I will say that being unemployed has been very good for me, figuring out my hobbies and like, “do I actually like this? Or is this an exercise in me trying to, escape from stress?” Something like that for me was painting. When I first came home, I would buy stuff to paint and then sit down and be like “I have to paint right now. I don't know if I really want to...it kind of feels like I do, but I feel like I have to paint right now to relax and I'm going to enjoy it. Like, there's a gun to my head.” And slowly, as I [relaxed] from being in school and having stress run my life, it became, “I'm not using this as a distraction, or to run away from other problems. I'm doing this and I actually enjoy it. And I can start this and not finish it in one sitting, and that's OK because I have time to do it.”
Hazel: I talked to my mom about this...she got me into knitting and I really enjoyed it, and it’s become a hobby for me, but at the same time, I found myself getting stressed over a project to a point where I was like, “Why am I making this something that's not enjoyable for me?” This is supposed to be something that is my escape from the normal stress of life, and that makes me feel OK when work is bad, and I'm having a panic attack because I missed a stitch. It's hard to let yourself exist and take things as they come. That's been hard to learn.
Adriana: Which feels just like an endless loop, like, I'm thinking so hard about not thinking about something.
Hazel: I'll get like a chill moment at work where I actually don't have something to do, and then I feel guilty because I'm not doing anything [even though] there's nothing that I can be doing. I'm building up this whole thing in my head that I'm not doing my job and that I'm going to get fired because I'm not working hard enough. And it's just kind of like, I need to relax.
Adriana: Me losing my mind over being unemployed because I'm like, “There's something I need to be doing.” What? What do I need to be doing? A job? No.
Marie: Yeah, it's like, hard to remind yourself that your time belongs to you. Do you know what I mean? You don't owe your time to other people.
Adriana: I'm quoting that one. That's a quotable quote if I ever heard one.
Hazel: That's what I was thinking!
Adriana: You wanted to be quoted when you said that
Marie: I was...
Home is where the heart is (but i also hope it’s a beach front high rise in Santa Monica)
The other day, my cousin reminded me that in second grade, my dream was to grow up and be a nurse and live in Kansas. I quite literally have no clue where that came from, and I now have zero desire to be in the midwest (chicago doesn’t count cause it’s cool).
It’s weird thinking about that being something I desperately wanted as a seven year old, but when I think about where I am now, maybe it isn’t. Kansas and Nurse Adriana was just an aspiration I had because I saw myself in that place with that job as happy, fulfilled- the best version of myself.

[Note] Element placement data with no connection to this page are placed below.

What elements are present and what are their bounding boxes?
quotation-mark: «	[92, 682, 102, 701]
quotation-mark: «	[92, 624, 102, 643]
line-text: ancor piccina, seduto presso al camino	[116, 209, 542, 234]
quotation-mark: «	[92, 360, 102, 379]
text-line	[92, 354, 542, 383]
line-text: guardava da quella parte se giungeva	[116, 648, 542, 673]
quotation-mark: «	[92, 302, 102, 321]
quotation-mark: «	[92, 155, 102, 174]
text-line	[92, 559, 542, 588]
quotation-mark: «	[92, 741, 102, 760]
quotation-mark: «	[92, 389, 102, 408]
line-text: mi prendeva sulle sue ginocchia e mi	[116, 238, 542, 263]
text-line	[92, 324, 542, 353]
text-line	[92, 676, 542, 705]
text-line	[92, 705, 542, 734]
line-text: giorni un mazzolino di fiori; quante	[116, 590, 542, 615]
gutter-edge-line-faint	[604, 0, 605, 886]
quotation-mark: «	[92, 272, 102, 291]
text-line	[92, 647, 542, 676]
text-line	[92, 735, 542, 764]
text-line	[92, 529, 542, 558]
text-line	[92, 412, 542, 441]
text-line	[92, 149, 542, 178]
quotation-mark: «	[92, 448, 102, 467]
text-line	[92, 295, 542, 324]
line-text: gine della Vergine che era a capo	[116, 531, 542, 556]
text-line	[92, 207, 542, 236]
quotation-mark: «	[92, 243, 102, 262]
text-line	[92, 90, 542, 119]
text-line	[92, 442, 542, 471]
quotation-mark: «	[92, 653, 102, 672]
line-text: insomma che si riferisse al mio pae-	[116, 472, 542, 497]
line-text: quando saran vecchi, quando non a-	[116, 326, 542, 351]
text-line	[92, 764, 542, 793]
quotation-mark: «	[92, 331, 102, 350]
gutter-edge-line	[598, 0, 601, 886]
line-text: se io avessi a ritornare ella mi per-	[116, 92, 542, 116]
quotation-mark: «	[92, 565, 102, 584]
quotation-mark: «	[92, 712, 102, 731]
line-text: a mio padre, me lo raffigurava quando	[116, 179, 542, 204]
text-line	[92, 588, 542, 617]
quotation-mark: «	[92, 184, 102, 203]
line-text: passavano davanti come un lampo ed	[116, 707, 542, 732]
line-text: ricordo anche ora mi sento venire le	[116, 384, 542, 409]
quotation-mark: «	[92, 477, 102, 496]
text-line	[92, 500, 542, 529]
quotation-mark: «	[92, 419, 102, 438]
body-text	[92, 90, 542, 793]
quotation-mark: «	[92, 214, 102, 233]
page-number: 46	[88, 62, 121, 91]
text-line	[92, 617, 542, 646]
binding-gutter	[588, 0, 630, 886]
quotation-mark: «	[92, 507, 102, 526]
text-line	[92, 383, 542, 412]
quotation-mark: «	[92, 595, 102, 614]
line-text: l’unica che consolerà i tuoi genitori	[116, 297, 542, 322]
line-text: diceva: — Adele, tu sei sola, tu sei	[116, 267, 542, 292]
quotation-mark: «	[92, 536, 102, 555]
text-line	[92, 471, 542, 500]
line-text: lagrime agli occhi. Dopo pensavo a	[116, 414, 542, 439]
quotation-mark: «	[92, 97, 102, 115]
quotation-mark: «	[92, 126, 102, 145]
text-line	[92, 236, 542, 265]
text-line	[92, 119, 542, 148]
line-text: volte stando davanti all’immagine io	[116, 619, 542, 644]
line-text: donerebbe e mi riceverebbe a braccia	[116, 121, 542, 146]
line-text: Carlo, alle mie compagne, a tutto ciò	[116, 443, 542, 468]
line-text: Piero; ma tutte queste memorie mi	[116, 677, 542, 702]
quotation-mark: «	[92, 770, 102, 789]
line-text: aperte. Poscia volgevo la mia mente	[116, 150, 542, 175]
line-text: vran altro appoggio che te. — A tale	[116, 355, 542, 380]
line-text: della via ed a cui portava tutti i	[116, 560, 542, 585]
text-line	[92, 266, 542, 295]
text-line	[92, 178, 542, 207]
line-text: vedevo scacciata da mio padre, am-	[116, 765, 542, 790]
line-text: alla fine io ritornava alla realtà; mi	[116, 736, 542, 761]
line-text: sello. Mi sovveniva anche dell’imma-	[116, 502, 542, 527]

15 years later (im old) here I am having the same hope to be happier, but this time, future me is living it up in Los Angeles. I don’t really know why LA is calling to me so intensely right now- aside from ditching winter for a few years- but it feels the same as little crybaby second grade me trying to visualize a “better” version of myself.
I frequently wonder if I really need to move 3000 miles away to be able to form an identity. Do I have to separate myself from my known community to “find myself?” I think the testimony of my friends answers this question- and with a firm no.
I still want to move to LA, and hope I get the opportunity to do so. But, maybe now I have more tools to ensure that I’m not relying on a huge change in my environment to be who I really want to be. And to ensure that ‘who I want to be’ is informed by my community and myself, not meaningless aesthetics and standards.
Finding home has never been about geographic location, just like finding myself has never been about forcing habits that feel unnatural because they’re trendy or cute. I hope that I give myself the patience to figure it out without a timeline, and the grace to love myself throughout the entire process. I hope you’ll give that to yourself, too.